Da konnte sie nicht widerstehen; sie wollte bei ihm aushalten, ihn auch in der Not nicht verlassen. Und wie sie schon mehr als einmal in demselben Streite der Gefühle getan hatte, reichte sie ihm auch heute wieder die Hand und dachte: Wenn du nicht mit ihm leben kannst, so kannst du vielleicht mit ihm sterben.

»Ihr wollt es, Herr Graf!« sprach sie mit schimmernden Augen, aus denen doch eine hingebende Freude glänzte, »und wenn diese schwache Hand Euch nützen kann, so gebietet; Ihr sollt mich zu jedem Dienste bereit und willig finden.«

»Wenn ich Euch nur heiter und zufrieden sehe,« erwiderte er freundlich; »mehr verlange ich nicht.«

Auf dem Wege zum Palas begegnete ihnen Siegfried, ebenfalls in voller Rüstung und mit strahlendem Gesicht, glücklich, für Oda kämpfen, sie mit Wagnis seines Lebens schützen zu können. Er sprach zuversichtliche, fröhliche Worte mit ihr, die zwar nicht so prahlerisch klangen, als wenn Bock seine vor dem Kloster zitternde Eilika trösten wollte und mit seinen hochtrabenden Redensarten von blutigen Taten und sich für sie in Stücke-hacken-lassen das Gegenteil erreichte, die aber voll überschäumender Streitlust auch nicht gerade zur Beruhigung Odas beitragen konnten. Ganz ärgerlich sagte er zu Albrecht: »Sie kommen nicht heran; ich glaube wahrhaftig, sie haben gar kein Sturmzeug mitgebracht!«

»Wohl möglich,« erwiderte Albrecht, obwohl er anderer Meinung war, die er nur in Odas Gegenwart nicht aussprechen wollte.

Siegfried wich und wankte nicht von den Mauern, war immer an den gefährlichsten Stellen und suchte die Feinde zu einem Angriff herauszufordern und zu reizen. Als aber ein solcher auch nicht am zweiten und nicht am dritten Tage der Einschließung erfolgte, wußte sich Albrecht dieses auffällige Zögern nicht zu erklären und glaubte, sich mit dem untätigen Abwarten und der strengsten Wachsamkeit bei Tag und Nacht nicht begnügen zu dürfen. Abgezogen war der Feind nicht; sollte er zu schwach sein, um einen Sturm zu wagen? Darüber mußte sich Albrecht Klarheit verschaffen, und er beschloß, zu diesem Zwecke einen Ausfall zu machen.

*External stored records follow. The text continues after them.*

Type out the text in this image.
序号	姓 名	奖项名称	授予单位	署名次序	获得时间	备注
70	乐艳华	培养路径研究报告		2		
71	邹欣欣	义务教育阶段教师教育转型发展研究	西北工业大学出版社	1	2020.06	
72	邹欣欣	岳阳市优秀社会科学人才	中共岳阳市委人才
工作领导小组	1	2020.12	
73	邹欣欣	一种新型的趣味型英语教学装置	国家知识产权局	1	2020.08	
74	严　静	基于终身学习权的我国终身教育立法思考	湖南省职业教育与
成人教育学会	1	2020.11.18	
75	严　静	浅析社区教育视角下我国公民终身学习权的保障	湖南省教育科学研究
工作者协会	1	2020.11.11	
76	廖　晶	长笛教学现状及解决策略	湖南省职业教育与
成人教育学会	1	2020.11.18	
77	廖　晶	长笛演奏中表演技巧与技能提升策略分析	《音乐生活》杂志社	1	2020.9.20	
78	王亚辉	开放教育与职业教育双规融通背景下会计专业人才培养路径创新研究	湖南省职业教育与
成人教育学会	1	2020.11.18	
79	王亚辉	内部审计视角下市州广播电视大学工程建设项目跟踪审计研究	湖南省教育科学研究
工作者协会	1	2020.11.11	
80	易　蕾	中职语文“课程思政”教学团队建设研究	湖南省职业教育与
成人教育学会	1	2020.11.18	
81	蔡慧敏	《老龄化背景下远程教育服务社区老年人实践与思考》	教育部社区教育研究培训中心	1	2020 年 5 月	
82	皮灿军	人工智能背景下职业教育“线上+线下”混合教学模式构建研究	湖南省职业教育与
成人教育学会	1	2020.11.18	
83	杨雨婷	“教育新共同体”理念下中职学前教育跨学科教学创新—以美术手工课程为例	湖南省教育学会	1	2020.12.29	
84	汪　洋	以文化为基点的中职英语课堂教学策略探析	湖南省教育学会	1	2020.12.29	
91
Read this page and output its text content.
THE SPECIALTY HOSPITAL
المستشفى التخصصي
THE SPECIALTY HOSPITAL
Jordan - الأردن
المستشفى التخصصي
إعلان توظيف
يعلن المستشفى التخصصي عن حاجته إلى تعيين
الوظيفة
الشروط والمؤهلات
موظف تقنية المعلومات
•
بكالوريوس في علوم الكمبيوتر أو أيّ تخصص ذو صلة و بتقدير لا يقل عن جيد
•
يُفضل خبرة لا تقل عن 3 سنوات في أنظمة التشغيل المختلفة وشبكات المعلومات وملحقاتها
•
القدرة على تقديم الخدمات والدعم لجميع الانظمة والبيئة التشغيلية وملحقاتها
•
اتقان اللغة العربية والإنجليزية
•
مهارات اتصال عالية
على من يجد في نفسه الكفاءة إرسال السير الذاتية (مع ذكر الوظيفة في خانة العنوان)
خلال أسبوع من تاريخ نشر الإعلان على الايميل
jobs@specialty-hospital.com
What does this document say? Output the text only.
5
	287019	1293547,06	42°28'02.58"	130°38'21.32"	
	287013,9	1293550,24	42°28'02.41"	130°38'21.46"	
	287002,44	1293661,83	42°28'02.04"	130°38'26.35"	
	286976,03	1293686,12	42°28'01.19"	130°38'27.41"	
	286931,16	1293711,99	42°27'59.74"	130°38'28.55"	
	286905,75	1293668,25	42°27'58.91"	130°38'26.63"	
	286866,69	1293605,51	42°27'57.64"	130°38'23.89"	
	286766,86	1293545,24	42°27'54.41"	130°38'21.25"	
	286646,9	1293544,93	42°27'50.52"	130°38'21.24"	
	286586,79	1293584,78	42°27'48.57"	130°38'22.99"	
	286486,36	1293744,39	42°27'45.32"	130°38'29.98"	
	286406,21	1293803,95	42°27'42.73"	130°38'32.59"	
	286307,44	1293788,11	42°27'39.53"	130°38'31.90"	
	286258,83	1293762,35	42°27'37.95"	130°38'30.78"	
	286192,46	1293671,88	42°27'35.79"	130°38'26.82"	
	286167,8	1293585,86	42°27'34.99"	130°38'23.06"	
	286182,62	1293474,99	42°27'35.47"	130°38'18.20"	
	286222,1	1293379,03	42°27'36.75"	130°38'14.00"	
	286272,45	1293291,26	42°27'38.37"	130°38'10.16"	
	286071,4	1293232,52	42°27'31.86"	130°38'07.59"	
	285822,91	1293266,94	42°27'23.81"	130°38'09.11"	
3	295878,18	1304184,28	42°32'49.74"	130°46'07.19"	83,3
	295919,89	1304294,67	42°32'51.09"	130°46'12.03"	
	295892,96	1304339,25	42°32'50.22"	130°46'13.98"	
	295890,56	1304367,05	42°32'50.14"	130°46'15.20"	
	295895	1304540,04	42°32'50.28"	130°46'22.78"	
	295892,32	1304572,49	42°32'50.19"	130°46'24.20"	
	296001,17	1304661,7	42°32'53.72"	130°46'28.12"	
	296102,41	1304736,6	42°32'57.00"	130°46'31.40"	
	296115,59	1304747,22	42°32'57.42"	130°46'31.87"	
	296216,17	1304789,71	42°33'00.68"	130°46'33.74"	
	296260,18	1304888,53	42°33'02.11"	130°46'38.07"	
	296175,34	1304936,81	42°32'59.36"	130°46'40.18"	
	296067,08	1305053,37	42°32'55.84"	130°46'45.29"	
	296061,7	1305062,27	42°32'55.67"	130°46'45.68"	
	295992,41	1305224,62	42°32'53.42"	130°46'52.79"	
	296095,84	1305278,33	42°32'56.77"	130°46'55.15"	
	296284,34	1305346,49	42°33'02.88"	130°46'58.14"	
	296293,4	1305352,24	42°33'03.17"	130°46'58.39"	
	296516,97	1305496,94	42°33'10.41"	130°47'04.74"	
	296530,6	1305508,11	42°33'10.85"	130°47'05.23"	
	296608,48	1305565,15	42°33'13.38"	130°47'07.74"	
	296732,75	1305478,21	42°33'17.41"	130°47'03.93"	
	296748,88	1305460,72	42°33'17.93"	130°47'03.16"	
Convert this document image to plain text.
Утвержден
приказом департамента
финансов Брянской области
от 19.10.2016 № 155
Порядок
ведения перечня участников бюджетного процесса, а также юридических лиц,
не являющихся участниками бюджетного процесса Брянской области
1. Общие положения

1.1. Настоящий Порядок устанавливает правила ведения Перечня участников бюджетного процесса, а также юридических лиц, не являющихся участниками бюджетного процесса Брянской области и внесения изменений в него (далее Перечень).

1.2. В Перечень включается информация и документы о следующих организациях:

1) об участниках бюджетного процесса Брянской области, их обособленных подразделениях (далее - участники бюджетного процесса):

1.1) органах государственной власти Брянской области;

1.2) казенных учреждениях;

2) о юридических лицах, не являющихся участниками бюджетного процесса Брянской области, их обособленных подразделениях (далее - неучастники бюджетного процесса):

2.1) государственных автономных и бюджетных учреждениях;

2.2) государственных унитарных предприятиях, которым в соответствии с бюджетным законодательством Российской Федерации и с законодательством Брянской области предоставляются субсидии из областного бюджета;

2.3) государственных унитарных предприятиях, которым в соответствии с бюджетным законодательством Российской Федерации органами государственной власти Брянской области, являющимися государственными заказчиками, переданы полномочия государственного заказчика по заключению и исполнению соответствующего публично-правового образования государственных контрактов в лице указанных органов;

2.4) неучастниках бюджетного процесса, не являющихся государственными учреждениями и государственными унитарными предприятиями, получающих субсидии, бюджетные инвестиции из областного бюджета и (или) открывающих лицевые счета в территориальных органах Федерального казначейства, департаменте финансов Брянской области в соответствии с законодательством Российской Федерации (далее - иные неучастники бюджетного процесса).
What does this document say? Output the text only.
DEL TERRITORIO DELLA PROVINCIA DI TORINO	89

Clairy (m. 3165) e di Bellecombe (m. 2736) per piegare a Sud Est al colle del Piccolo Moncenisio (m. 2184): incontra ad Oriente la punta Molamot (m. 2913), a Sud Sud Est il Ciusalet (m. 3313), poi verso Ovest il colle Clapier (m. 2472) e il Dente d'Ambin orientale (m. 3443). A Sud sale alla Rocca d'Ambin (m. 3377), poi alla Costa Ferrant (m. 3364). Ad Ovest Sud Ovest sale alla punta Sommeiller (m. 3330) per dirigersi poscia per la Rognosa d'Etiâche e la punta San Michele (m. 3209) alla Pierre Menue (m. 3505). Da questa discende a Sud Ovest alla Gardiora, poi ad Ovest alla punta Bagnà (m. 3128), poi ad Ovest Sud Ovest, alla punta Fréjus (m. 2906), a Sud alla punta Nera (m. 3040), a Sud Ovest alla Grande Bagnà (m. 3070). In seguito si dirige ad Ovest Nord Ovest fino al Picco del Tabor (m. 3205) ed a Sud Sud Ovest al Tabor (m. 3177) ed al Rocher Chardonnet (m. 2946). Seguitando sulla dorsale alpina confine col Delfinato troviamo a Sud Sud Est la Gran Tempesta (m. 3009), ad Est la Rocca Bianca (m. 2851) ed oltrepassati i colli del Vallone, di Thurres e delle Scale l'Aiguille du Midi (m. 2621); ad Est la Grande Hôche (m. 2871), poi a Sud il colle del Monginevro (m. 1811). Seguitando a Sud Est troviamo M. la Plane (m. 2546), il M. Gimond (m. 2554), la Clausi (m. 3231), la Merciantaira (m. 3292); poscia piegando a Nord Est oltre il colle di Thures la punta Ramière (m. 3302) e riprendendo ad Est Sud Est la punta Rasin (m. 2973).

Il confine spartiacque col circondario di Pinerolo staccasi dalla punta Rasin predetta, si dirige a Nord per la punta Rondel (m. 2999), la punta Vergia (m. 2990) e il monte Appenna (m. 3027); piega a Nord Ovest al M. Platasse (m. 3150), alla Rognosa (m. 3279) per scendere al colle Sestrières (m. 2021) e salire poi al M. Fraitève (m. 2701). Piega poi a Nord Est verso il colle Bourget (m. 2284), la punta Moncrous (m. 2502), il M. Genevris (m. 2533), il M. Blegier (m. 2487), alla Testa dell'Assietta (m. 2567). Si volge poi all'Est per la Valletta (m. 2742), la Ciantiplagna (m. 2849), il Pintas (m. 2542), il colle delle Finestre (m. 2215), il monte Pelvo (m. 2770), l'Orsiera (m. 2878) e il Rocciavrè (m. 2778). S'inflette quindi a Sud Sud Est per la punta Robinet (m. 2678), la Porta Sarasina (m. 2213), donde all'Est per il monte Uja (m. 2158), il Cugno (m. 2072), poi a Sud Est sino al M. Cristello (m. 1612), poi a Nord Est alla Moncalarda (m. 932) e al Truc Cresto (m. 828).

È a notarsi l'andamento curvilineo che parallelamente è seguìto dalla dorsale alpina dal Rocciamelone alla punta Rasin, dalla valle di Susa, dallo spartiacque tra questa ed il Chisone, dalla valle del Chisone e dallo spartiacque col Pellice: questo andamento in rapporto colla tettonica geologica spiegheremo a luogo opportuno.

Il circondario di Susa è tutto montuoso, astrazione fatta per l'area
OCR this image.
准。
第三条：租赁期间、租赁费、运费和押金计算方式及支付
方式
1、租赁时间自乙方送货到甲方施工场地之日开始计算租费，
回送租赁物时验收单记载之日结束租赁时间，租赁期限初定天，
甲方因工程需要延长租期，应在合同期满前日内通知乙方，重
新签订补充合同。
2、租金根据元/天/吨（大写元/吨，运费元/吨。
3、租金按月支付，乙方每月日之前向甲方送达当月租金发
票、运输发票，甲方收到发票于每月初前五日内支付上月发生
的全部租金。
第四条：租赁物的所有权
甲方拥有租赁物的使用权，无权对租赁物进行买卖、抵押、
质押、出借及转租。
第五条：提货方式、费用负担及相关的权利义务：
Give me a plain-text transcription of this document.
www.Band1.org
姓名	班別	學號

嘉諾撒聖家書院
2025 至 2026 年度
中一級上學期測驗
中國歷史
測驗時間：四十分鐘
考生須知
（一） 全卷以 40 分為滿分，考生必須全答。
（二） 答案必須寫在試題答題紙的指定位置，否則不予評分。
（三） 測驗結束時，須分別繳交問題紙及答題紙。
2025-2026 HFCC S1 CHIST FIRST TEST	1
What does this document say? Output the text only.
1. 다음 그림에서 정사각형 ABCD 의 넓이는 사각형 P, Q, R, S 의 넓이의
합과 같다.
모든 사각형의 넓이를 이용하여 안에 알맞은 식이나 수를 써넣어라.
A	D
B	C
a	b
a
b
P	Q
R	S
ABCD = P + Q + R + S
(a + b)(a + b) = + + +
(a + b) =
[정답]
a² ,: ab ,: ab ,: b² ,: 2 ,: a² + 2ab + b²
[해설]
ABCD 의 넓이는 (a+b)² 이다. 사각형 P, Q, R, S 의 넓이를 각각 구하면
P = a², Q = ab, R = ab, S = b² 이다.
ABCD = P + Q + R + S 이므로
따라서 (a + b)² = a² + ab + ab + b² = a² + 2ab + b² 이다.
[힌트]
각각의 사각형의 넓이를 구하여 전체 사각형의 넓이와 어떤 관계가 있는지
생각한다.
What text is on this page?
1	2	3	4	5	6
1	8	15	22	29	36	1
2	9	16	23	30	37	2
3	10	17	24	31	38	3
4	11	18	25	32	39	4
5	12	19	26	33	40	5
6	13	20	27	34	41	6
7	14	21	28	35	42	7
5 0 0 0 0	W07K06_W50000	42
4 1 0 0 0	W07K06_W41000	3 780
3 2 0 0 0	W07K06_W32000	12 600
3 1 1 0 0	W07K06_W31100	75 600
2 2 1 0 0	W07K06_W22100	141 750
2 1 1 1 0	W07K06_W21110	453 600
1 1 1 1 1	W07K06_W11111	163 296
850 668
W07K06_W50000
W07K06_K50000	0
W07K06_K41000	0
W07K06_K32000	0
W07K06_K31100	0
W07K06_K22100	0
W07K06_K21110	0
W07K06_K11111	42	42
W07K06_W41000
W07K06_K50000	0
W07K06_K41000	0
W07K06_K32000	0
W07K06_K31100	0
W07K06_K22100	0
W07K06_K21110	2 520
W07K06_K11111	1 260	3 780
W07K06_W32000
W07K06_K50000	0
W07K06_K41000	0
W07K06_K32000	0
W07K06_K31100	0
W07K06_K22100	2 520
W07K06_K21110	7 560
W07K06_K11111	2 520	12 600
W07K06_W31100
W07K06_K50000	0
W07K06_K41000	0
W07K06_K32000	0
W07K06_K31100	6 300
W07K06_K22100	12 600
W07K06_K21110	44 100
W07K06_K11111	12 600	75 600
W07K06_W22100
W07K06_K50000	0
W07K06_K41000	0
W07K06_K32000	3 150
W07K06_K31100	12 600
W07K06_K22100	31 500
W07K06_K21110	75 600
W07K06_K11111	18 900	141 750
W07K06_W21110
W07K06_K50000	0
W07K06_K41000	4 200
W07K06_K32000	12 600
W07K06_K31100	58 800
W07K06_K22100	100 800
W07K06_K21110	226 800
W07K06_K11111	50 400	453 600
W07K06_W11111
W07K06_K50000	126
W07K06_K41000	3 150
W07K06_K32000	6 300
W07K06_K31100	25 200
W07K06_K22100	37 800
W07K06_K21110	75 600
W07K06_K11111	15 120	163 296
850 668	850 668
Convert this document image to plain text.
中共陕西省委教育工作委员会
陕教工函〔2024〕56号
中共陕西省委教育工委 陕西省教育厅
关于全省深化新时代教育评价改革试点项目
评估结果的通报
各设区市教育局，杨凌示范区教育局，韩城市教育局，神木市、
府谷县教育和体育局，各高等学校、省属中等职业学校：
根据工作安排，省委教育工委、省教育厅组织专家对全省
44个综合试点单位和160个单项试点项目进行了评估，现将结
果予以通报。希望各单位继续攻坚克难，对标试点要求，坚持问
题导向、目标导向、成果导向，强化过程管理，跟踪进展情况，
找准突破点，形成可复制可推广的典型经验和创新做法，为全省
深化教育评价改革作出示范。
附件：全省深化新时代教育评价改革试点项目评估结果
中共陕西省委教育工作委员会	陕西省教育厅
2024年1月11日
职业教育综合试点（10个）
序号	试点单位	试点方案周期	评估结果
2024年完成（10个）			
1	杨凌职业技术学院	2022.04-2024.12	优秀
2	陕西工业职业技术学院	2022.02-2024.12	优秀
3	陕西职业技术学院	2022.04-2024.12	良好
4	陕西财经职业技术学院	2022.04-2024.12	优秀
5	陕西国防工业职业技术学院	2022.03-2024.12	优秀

Die Belagerer hatten vor den Belagerten den großen Vorteil, daß der Regenstein zwar mehrere Angriffspunkte, aber nur ein einziges Ausfalltor hatte, so daß Albrecht den Feind nicht von zwei Seiten zugleich angreifen konnte.

In der Frühe des nächsten Morgens wurde der Ausfall unter Albrechts Befehl ausgeführt. Es sollte nur ein kleiner Vorstoß sein, und nur ein kleines Häuflein konnte dazu verwandt werden, um die Mauern nicht zu sehr von Verteidigern zu entblößen.

Die vordersten feindlichen Wachen wurden allerdings überrascht und geworfen, aber sie erhielten schnell von allen Seiten Beistand, und nach einem kurzen, heißen Gefecht mußte sich Albrecht vor der Übermacht eilig zurückziehen, um nicht umgangen und von der Burg abgeschnitten zu werden. Siegfried ging in blinder Wut so weit vor, daß er auf Albrechts endlich zornigen Ruf gar nicht mehr hörte und unzweifelhaft gefangen genommen wäre, wenn nicht Bock, der die Unvorsichtigkeit des Tollkühnen zur rechten Zeit bemerkte, ihm mit seinen Getreuen wie eine Leibwache gefolgt wäre und ihn mit großer Gefahr aus dem Gedränge herausgehauen hätte. In dem Gebüsch, zwischen Bäumen und Steinen war ein beschwerliches Kämpfen; deckten auch die Klippen den Fechtenden den Rücken, so verhinderten sie auch die freie Umsicht und boten Hinterhalte und Gelegenheit zum Anschleichen. Von den Regenstein'schen fielen drei Mann, ein für sie schon empfindlicher Verlust; den schwer verwundeten Rupfer von der bösen Sieben konnten sie noch mit Mühe und Not in die Burg hinein retten. Zu den leichter Verwundeten gehörte auch Siegfried; er hatte einen Kolbenschlag auf den Kopf bekommen, den seine gute Stahlhaube aushielt, weil Bock die stärkste Wucht des Schlages noch so ziemlich abgefangen hatte. Aber Siegfried wankte doch und wäre umgesunken, hätte ihn Gutdünkel nicht gehalten und zurückgeführt, während Bock mit anderen die scharf nachdringenden Feinde abwehrte. Unter Albrechts Hilfe, der mit seiner Streitaxt wuchtige Hiebe austeilte und sich dabei sehr aussetzte, dem aber die Seinigen in diesem gefährlichsten Augenblick opfermutig und tapfer zur Seite blieben, erreichten sie glücklich das Tor, das sich schnell hinter dem Letzten schloß. Dieser Letzte war der alte Werwolf Nothnagel.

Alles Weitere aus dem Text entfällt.